Data products not mapped to business goals - So the whole thing about data products is to be business owned and creating values by being aligned with business goals. But the concept of data products is blurred. I recommend to clarify first, what is the understanding of a data product from the technical side as for the embedding into the organizational context.
No data dictionary - Similar to the first point “Unclear KPI ownership” often there is no overview of you data and what it means. Often a data catalog could help, but I see them rather in organizations with a higher maturity. There are more simple ways like using your Confluence, Wiki or even Excel to get at least an basic overview of your data assets and what is important to know about.
Unmaintainable data pipelines - There can be many reasons for that. It is typical for data teams to build some technical debts over time, making changes and maintenance slow. Agile modeling and clear platform ownership could help, what is also typically a sign of higher maturity of a data organization.
Lack of automated testing - I assume like unit tests or CI/CD is meant here. It depends a little bit on the technology you use what is possible here and how you deploy. Some organizations need manual processes e. g. for compliance reasons. Nevertheless is a high degree of automation very helpful and a goal to reach for being efficient.
No version control and environment separation - Lately I experienced this especially for organizations making first steps in ML/AI. They start just with a server, a database and a Jupyter notebook, trying to create value from it. It is not uncommon to first show the value of the approach before getting invest into the right infrastructure. Cloud, if allowed, makes things easier here.
Lack of data modeling best practices - Indeed while data modeling is not new, I’ve just been involved into a One Big Table vs. modeling-approaches like Kimbal, Inmon or Data Vault discussion. In a fast data world, sometimes we may have to make compromises. For a sustainable approach data modeling is still the thing holding your data pipelines maintainable and staying flexible enough while having a robust data model for performance and consistency.
No single source of truth - Today a single source of truth is maybe not always necessary, even not always desired or necessary. I lately discussed this here.
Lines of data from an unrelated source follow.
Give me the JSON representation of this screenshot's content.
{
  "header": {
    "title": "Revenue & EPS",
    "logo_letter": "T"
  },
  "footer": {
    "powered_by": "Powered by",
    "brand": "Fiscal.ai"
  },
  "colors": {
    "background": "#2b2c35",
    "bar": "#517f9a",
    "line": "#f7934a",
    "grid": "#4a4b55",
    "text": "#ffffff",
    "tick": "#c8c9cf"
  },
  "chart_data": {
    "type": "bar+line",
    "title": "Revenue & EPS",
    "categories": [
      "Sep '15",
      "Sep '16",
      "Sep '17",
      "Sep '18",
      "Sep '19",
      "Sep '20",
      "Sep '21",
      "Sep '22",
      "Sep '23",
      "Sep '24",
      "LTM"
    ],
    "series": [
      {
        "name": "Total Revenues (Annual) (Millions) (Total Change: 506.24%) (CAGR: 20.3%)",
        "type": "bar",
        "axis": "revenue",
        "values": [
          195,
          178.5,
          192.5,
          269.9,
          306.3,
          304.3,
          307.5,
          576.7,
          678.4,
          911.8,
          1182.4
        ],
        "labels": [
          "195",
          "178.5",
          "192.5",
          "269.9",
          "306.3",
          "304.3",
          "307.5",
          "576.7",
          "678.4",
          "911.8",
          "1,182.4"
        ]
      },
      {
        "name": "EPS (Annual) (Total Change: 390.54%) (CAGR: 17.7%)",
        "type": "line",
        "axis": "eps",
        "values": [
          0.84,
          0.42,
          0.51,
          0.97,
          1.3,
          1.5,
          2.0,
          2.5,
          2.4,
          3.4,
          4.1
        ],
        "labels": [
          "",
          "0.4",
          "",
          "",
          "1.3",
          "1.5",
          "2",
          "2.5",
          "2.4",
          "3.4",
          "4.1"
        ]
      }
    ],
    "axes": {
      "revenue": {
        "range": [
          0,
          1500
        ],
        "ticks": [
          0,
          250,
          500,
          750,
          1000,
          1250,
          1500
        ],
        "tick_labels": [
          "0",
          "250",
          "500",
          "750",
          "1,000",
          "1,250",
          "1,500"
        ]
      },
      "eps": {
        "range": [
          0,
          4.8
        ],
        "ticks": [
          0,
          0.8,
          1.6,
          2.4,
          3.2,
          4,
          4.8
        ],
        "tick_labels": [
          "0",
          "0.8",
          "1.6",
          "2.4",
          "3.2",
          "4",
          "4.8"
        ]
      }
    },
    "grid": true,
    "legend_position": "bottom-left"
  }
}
But still it is a general recommendation if you have no other way to handle your data with the right awareness.
Ill-defined roles and responsibilities - Be it for your data organisation or data governance, in organisations roles are often not defined, badly defined, outdated or politicaly defined. This is for sure a problem of every organization in many areas. How this works depends largely on your company culture and data culture.
No “super users” - Not exacly sure what is meant here ;-)
Such discussions are very popular. I just wrote a blog about Anti-Pattern for Data about. The following picture, described earlier in a blog about versions of truth, is the result from a single workshop where we tried to understand the challenges in the data organization:
This is very typcial. Not everything mentioned by the employees, how they work with data and what challenges they have is equally important. Some things could be accepted. Here e. g. inconsistent figures where accepted for being flexible, fast and rather support decentral business activities. It is important to understand what can be changed and what creates value if you are going to change things.
These are some of my experiences with why data teams and data strategies fail. What do you think about and what is your experience?